If you are not already using the cloud, it may be time to make the leap. Indeed, nearly half of all the states, including Massachusetts (Opinion 12-03), have opined on the ethical use of the cloud. On the whole, the opinions deem it ethical to store your client’s data in the cloud, but state that attorneys must use “reasonable care or efforts” in doing so. To varying degrees, each opinion provides that reasonable care standards require the lawyer to vet the cloud service provider.
So, what exactly should you be looking for when you vet these cloud service providers? It goes without saying that your first step should be to review the Massachusetts Bar Association Ethics Committee Opinion 12-03 which lays out five factors that constitute “reasonable efforts”. While these factors provide the overarching concepts that you must consider, they don’t provide the level of detail you need to properly vet a provider.
Beyond our ethics opinions, we now have guidance from the legal cloud computing providers themselves. In 2010, a small group of legal cloud computing companies formed what is now the Legal Cloud Computing Association (LCCA).

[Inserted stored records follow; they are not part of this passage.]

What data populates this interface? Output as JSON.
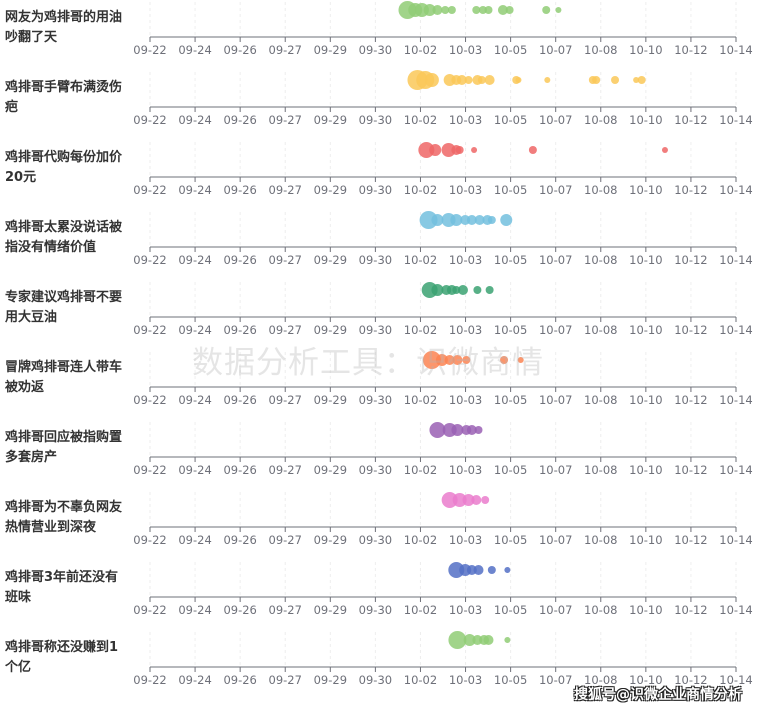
{
  "chart_data": {
    "type": "scatter",
    "subtype": "single-axis bubble strips",
    "x_axis": {
      "type": "time",
      "range": [
        "09-22 00:00",
        "10-14 00:00"
      ],
      "tick_labels": [
        "09-22",
        "09-24",
        "09-26",
        "09-27",
        "09-29",
        "09-30",
        "10-02",
        "10-03",
        "10-05",
        "10-07",
        "10-08",
        "10-10",
        "10-12",
        "10-14"
      ],
      "grid": "vertical dashed"
    },
    "series": [
      {
        "name": "网友为鸡排哥的用油吵翻了天",
        "color": "#91cc75",
        "points": [
          [
            "10-01 16:00",
            81
          ],
          [
            "10-01 23:00",
            49
          ],
          [
            "10-02 05:00",
            49
          ],
          [
            "10-02 12:00",
            36
          ],
          [
            "10-02 19:00",
            25
          ],
          [
            "10-03 02:00",
            16
          ],
          [
            "10-03 08:00",
            16
          ],
          [
            "10-04 06:00",
            16
          ],
          [
            "10-04 12:00",
            16
          ],
          [
            "10-04 17:00",
            16
          ],
          [
            "10-05 06:00",
            25
          ],
          [
            "10-05 12:00",
            16
          ],
          [
            "10-06 21:00",
            16
          ],
          [
            "10-07 08:00",
            9
          ]
        ]
      },
      {
        "name": "鸡排哥手臂布满烫伤疤",
        "color": "#fac858",
        "points": [
          [
            "10-02 01:00",
            100
          ],
          [
            "10-02 08:00",
            81
          ],
          [
            "10-02 14:00",
            49
          ],
          [
            "10-03 06:00",
            36
          ],
          [
            "10-03 12:00",
            25
          ],
          [
            "10-03 17:00",
            25
          ],
          [
            "10-03 23:00",
            16
          ],
          [
            "10-04 07:00",
            25
          ],
          [
            "10-04 11:00",
            16
          ],
          [
            "10-04 18:00",
            25
          ],
          [
            "10-05 18:00",
            16
          ],
          [
            "10-05 20:00",
            9
          ],
          [
            "10-06 22:00",
            9
          ],
          [
            "10-08 15:00",
            16
          ],
          [
            "10-08 18:00",
            16
          ],
          [
            "10-09 11:00",
            16
          ],
          [
            "10-10 06:00",
            9
          ],
          [
            "10-10 11:00",
            16
          ]
        ]
      },
      {
        "name": "鸡排哥代购每份加价20元",
        "color": "#ee6666",
        "points": [
          [
            "10-02 09:00",
            64
          ],
          [
            "10-02 17:00",
            36
          ],
          [
            "10-03 05:00",
            49
          ],
          [
            "10-03 12:00",
            25
          ],
          [
            "10-03 15:00",
            16
          ],
          [
            "10-04 04:00",
            9
          ],
          [
            "10-06 09:00",
            16
          ],
          [
            "10-11 08:00",
            9
          ]
        ]
      },
      {
        "name": "鸡排哥太累没说话被指没有情绪价值",
        "color": "#73c0de",
        "points": [
          [
            "10-02 11:00",
            81
          ],
          [
            "10-02 19:00",
            36
          ],
          [
            "10-03 05:00",
            49
          ],
          [
            "10-03 12:00",
            36
          ],
          [
            "10-03 20:00",
            25
          ],
          [
            "10-04 02:00",
            25
          ],
          [
            "10-04 09:00",
            25
          ],
          [
            "10-04 16:00",
            25
          ],
          [
            "10-04 20:00",
            16
          ],
          [
            "10-05 09:00",
            36
          ]
        ]
      },
      {
        "name": "专家建议鸡排哥不要用大豆油",
        "color": "#3ba272",
        "points": [
          [
            "10-02 12:00",
            64
          ],
          [
            "10-02 19:00",
            36
          ],
          [
            "10-03 03:00",
            25
          ],
          [
            "10-03 08:00",
            25
          ],
          [
            "10-03 12:00",
            16
          ],
          [
            "10-03 18:00",
            25
          ],
          [
            "10-04 07:00",
            16
          ],
          [
            "10-04 18:00",
            16
          ]
        ]
      },
      {
        "name": "冒牌鸡排哥连人带车被劝返",
        "color": "#fc8452",
        "points": [
          [
            "10-02 14:00",
            81
          ],
          [
            "10-02 23:00",
            36
          ],
          [
            "10-03 06:00",
            25
          ],
          [
            "10-03 13:00",
            25
          ],
          [
            "10-03 21:00",
            16
          ],
          [
            "10-05 07:00",
            16
          ],
          [
            "10-05 22:00",
            9
          ]
        ]
      },
      {
        "name": "鸡排哥回应被指购置多套房产",
        "color": "#9a60b4",
        "points": [
          [
            "10-02 19:00",
            64
          ],
          [
            "10-03 06:00",
            49
          ],
          [
            "10-03 13:00",
            36
          ],
          [
            "10-03 21:00",
            25
          ],
          [
            "10-04 02:00",
            25
          ],
          [
            "10-04 08:00",
            16
          ]
        ]
      },
      {
        "name": "鸡排哥为不辜负网友热情营业到深夜",
        "color": "#ea7ccc",
        "points": [
          [
            "10-03 06:00",
            64
          ],
          [
            "10-03 15:00",
            49
          ],
          [
            "10-03 23:00",
            36
          ],
          [
            "10-04 06:00",
            25
          ],
          [
            "10-04 14:00",
            16
          ]
        ]
      },
      {
        "name": "鸡排哥3年前还没有班味",
        "color": "#5470c6",
        "points": [
          [
            "10-03 12:00",
            64
          ],
          [
            "10-03 20:00",
            36
          ],
          [
            "10-04 02:00",
            25
          ],
          [
            "10-04 08:00",
            25
          ],
          [
            "10-04 20:00",
            16
          ],
          [
            "10-05 10:00",
            9
          ]
        ]
      },
      {
        "name": "鸡排哥称还没赚到1个亿",
        "color": "#91cc75",
        "points": [
          [
            "10-03 13:00",
            81
          ],
          [
            "10-04 00:00",
            36
          ],
          [
            "10-04 07:00",
            25
          ],
          [
            "10-04 13:00",
            25
          ],
          [
            "10-04 17:00",
            25
          ],
          [
            "10-05 10:00",
            9
          ]
        ]
      }
    ]
  },
  "watermark": "数据分析工具：识微商情",
  "credit": "搜狐号@识微企业商情分析"
}
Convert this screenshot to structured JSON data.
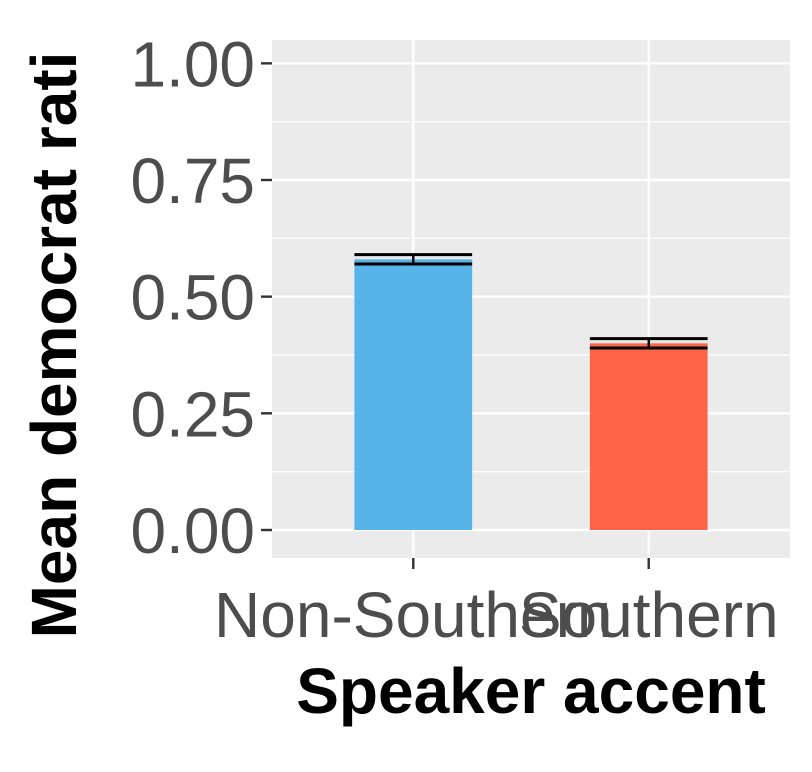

The LCCA recently announced a formal set of standards to help lawyers understand what “reasonable care” entails. These standards should be used by lawyers as a guidepost for vetting cloud providers. You can find the LCCA standards at www.legalcloudcomputingassociation.org. Here are a few important takeaways that you can implement in your vetting process:
Policies. Providers should convey clear policies that describe their service obligations, data usage and privacy, breach response and notification practices, and disaster recovery and continuity plans.
Encryption. Data should be encrypted at rest, that is, when it is stored at the data center; and it should be encrypted when it is transmitted to and from the data center. Secure Sockets Layer (SSL) encryption technology is the industry standard for securing communications to and from a data center. More on encryption, here.
Location and Redundancies. Cloud providers should disclose the locations of their data centers that store your information. Your data should be backed up and redundantly stored at multiple centers in the event of an outage in one location.
Data Availability and Usage. Providers should make the following representations: only you own your data, data can be extracted in a usable and non-proprietary format, data permanently deleted from the cloud should be disposed of and no longer available to any entity, and private information should be treated as confidential and viewed only by the provider with your explicit consent.
You don’t need to be an expert in cloud technology to review a provider’s policies and ensure that it meets the best practice standards above. Not only do you have an ethical obligation to do so, but doing your due diligence will reduce security risks and enable you to get the most out of your cloud service.